Os estúdios de cinema sempre lançaram fracassos: filmes que não conseguem ganhar força e são jogados nos arquivos dos estúdios, onde desaparecem na obscuridade. Até recentemente, para a maioria dos estúdios, um filme esquecido era um sinal de fracasso. Mas a Netflix, de forma única, parecia gostar de fazer seus filmes desaparecerem assim que eram lançados, despejando-os em sua plataforma e fazendo o mínimo possível para distinguir um do outro. “Seu filme acaba como uma miniatura e, culturalmente, não faz sucesso. Não é a mesma coisa”, me disse um produtor com filmes na Netflix. “A menos que você seja Scorsese ou algo assim, as plataformas de streaming não criam campanhas de marketing personalizadas para esses filmes.”


As estratégias antimarketing da Netflix não faziam sentido para ninguém no ramo cinematográfico. O marketing sempre foi parte da força vital do cinema, o motor para chamar a atenção do público, e que impulsionava as vendas de ingressos e auxiliava os filmes enquanto eles se esgueiravam nas vitrines laterais. Era algo especialmente vital para filmes independentes. “Antigamente”, Hope me contou, “uma das grandes ineficiências que existia era quando você fazia um filme, e você tinha que tomar a frente e contar para todo mundo sobre ele para conseguir a pequena porcentagem de pessoas que você de fato ia conseguir atrair para comprar o ingresso. Não importava se seu filme era uma porcaria ou bonito, você ainda tinha que ir contar para todo mundo.” Publicidade impressa, comerciais de TV e rádio, coletivas de imprensa, entrevistas e perfis em revistas, exibições em faculdades, aparições do elenco no circuito de talk shows noturnos: tudo isso fazia parte do manual para consolidar um filme de baixo orçamento na memória do público cinéfilo e transformá-lo em um sucesso duradouro que poderia gerar lucros indefinidamente.


Nada disso importava para a Netflix. Toda a exibição de seus filmes estava confinada à sua plataforma, que fornecia aos usuários recomendações algorítmicas adaptadas a todos os seus caprichos. Como Sarandos se gabou em 2015, durante uma entrevista para a TV Insider, sobre as séries de televisão da Netflix: “Grande parte do trabalho pesado de levar o público ao programa é feito com a interface do usuário... Gastos com marketing que fazemos são principalmente para atrair assinantes para a Netflix. A visualização real de programas, a interface do usuário está conduzindo quase toda.”


Mas a interface do usuário da Netflix não era de fato uma substituição dos distribuidores de marketing tradicionais, que antes eram usados para levar o público aos cinemas. Entre 2016 e 2017, a Netflix gastou dezenas de milhões de dólares adquirindo filmes e documentários independentes para preencher sua plataforma: The Polka King e Unicorn Store, mas também The Incredible Jessica JamesThe Mars Generation, um filme chamado Fun Mom Dinner e muitos, muitos outros. A grande maioria desses filmes efetivamente desapareceu, como os milhares de filmes mudos das décadas de 1910 e 1920, que se perderam nos estúdios de Hollywood antes que a preservação de filmes fosse padronizada.

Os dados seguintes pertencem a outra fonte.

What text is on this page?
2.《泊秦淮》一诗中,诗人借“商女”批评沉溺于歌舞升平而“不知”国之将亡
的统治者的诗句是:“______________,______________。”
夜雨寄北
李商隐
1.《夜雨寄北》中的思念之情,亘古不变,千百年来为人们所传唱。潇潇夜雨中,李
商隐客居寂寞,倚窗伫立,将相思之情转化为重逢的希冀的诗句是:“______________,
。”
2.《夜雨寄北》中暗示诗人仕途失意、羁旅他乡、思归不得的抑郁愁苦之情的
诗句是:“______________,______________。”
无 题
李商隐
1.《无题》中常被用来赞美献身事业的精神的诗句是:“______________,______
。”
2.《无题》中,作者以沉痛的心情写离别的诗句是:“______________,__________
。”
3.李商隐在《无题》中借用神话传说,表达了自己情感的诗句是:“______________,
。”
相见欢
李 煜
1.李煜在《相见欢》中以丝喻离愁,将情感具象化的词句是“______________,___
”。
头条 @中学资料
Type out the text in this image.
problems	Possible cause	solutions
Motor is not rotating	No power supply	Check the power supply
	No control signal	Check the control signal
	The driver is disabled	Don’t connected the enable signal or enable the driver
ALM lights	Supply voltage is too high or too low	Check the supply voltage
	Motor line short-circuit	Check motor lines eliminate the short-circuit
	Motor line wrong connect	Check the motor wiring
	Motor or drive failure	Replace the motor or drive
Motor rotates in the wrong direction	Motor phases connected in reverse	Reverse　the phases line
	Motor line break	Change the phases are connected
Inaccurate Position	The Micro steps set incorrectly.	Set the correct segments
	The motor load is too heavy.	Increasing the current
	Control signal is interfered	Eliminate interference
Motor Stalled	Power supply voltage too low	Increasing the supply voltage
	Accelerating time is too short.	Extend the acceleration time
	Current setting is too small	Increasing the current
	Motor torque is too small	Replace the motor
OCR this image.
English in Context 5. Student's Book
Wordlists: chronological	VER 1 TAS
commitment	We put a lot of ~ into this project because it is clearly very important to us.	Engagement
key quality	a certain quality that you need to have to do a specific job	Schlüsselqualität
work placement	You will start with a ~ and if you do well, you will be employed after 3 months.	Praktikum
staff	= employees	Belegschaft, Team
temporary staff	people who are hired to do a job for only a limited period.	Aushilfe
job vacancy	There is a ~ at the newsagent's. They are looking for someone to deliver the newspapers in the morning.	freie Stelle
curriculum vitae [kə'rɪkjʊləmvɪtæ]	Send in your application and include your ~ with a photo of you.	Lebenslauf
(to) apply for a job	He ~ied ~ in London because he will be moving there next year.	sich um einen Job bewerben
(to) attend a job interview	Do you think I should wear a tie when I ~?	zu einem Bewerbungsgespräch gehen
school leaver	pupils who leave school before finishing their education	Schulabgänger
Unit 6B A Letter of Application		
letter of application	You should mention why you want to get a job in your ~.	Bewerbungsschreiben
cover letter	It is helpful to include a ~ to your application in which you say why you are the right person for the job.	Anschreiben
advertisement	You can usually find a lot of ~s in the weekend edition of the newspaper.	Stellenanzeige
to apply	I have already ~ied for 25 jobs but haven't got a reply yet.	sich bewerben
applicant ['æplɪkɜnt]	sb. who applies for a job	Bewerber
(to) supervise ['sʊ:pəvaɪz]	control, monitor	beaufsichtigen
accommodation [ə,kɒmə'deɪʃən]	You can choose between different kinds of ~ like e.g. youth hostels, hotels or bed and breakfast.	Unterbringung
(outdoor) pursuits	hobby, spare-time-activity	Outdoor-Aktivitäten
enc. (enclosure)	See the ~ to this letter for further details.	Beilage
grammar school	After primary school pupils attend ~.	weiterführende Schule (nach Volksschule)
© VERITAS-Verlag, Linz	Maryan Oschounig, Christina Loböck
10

Ao contrário desses filmes, os filmes da Netflix ainda existem e podem ser assistidos em seu site. Mas, na maioria das vezes, eles não são. Se os executivos da Netflix aprenderam alguma coisa com o filme independente foi isso: na plataforma, você não precisava fazer sucesso para ter sucesso. Você nem precisava que seu filme fosse lembrado. Você só precisava, nas palavras de Greenberg, “quantidade suficiente de qualquer coisa para atrair qualquer um”.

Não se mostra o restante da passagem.